CS 349-02:
Machine Learning

Spring 2017, Wellesley College

PS0: Math Self-Assessment and Python

Out: Thu, Jan 25th      Due: Mon, Jan 30th at 12:30 pm EST
Repository: https://github.com/wellesleynlp/ps0

This is an ungraded but required assignment with two components to help you get set up and running for the course. You must submit the PS0 form once you complete both parts of this assignment.

0. Getting Acquainted

  1. If you haven't already, fill out the pre-class survey.
  2. Read through the course website, particularly the FAQ, the syllabus, and the getting-help pages.
  3. If we haven't interacted much before -- or optionally, even if we have -- come introduce yourself (individually or in small groups) during my office hours in the next week or two. If you prefer to avoid waiting, sign up for a 15-min slot.
  4. Make a post on Piazza asking or answering a question about the first couple of lectures, readings, course logistics, or the Python/Git tutorial below.
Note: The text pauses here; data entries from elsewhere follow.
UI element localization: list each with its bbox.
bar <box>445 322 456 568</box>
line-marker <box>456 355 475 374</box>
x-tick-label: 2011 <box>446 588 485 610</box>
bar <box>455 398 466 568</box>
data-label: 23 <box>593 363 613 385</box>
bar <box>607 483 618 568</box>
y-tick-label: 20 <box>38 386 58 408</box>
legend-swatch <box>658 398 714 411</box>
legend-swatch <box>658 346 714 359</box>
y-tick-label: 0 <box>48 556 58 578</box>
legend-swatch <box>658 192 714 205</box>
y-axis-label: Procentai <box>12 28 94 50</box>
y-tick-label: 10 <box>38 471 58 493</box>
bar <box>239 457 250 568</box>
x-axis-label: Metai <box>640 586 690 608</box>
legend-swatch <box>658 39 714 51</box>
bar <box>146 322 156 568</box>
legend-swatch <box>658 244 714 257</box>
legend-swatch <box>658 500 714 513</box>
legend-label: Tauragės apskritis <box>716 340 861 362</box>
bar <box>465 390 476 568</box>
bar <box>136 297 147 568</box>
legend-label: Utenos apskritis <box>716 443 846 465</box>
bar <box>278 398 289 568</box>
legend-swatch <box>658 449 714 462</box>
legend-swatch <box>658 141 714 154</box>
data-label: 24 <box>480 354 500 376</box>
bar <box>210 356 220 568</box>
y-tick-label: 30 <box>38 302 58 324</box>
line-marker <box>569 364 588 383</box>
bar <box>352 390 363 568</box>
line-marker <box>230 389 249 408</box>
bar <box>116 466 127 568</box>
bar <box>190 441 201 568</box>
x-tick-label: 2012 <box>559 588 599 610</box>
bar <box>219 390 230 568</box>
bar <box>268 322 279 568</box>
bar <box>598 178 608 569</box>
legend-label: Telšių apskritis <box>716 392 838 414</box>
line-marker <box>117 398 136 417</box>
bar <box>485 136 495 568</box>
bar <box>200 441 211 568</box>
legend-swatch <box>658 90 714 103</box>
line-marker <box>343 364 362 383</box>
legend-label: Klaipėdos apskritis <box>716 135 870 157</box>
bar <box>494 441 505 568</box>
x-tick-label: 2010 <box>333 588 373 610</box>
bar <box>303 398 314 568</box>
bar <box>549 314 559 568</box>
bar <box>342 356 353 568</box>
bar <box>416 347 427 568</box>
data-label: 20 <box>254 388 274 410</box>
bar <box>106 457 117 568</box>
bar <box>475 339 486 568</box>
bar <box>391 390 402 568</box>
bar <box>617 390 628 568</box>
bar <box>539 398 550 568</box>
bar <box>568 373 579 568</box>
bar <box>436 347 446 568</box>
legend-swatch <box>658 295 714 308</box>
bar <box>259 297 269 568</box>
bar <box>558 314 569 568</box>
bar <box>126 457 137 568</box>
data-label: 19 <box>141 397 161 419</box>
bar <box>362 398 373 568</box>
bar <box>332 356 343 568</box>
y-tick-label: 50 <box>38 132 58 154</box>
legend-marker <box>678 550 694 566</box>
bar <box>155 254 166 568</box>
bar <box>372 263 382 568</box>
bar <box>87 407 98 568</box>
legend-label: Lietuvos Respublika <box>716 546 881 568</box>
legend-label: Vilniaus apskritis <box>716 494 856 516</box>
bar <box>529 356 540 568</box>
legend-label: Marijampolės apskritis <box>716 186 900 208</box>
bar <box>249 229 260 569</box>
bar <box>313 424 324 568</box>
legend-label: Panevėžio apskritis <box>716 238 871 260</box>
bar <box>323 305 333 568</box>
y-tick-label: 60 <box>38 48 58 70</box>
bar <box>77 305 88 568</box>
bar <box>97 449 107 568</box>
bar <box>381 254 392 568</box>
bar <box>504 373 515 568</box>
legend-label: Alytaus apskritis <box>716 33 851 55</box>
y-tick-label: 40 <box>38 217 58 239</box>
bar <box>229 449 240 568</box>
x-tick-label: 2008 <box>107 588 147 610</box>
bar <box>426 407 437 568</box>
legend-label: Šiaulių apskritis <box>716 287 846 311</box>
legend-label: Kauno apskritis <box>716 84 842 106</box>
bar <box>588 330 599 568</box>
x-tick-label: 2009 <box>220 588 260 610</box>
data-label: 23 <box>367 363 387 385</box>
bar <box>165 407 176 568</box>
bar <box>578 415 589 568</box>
If you don't have a question, feel free to start a discussion, or share a link relevant to ML. The last three items have no specific due date -- just try to finish them in the next week or two.

    1. Math Self-Assessment

    A set of exercises for you to test yourself on some basic math we'll use in this class. Set aside an hour or so. After you're done (and only after), check your answers.

    2. Python and Git Installation and Tutorial

    Install Git and Python and some required libaries on your computers by following the instructions below. If you have any issues, please post on Piazza -- chances are that other students have encountered similar problems as well. Working in groups during the installation may also help.

    Do your best to install these programs successfully, but don't stress out if you're running up against a wall. Come to our drop-in hours.

    2.1 Python and Libraries

    We're using Python (specifically, Python2) in this course because

    1. It facilitates rapid prototyping of programs compared to, say, C and Java, while still being a robust, widely-used language
    2. There are several libraries and functionalities well-suited to machine learning, numerical computation, and data processing.

    Installation on Macs

    Python is already installed on Macs. Type python in Terminal to check -- this opens an interactive session. You can write Python programs using a text editor and execute them on the command line by navigating to the directory containing your code (let's say it's called filename.py) and running
    python filename.py
    
    If you prefer an IDE, Canopy (used in CS111) is a safe -- if somewhat bloated -- option.

    Installation on Windows

    The simplest option is to use an IDE such as Canopy, unless you're familiar with Python IDLE or using the Windows command prompt.

    Required Python Libraries

    Python libraries are handled differently depending on whether you're using Canopy or a text editor with the command-line.

    Canopy users: go to Tools > Package Manager. Do a search for "numpy", which will bring up a package with that name and indicate whether it is installed or not (it usually is). Similarly, search for "scipy", "matplotlib" and "scikit_learn". The last one may not be installed, so search for it under the "Available" packages and click the button to install it.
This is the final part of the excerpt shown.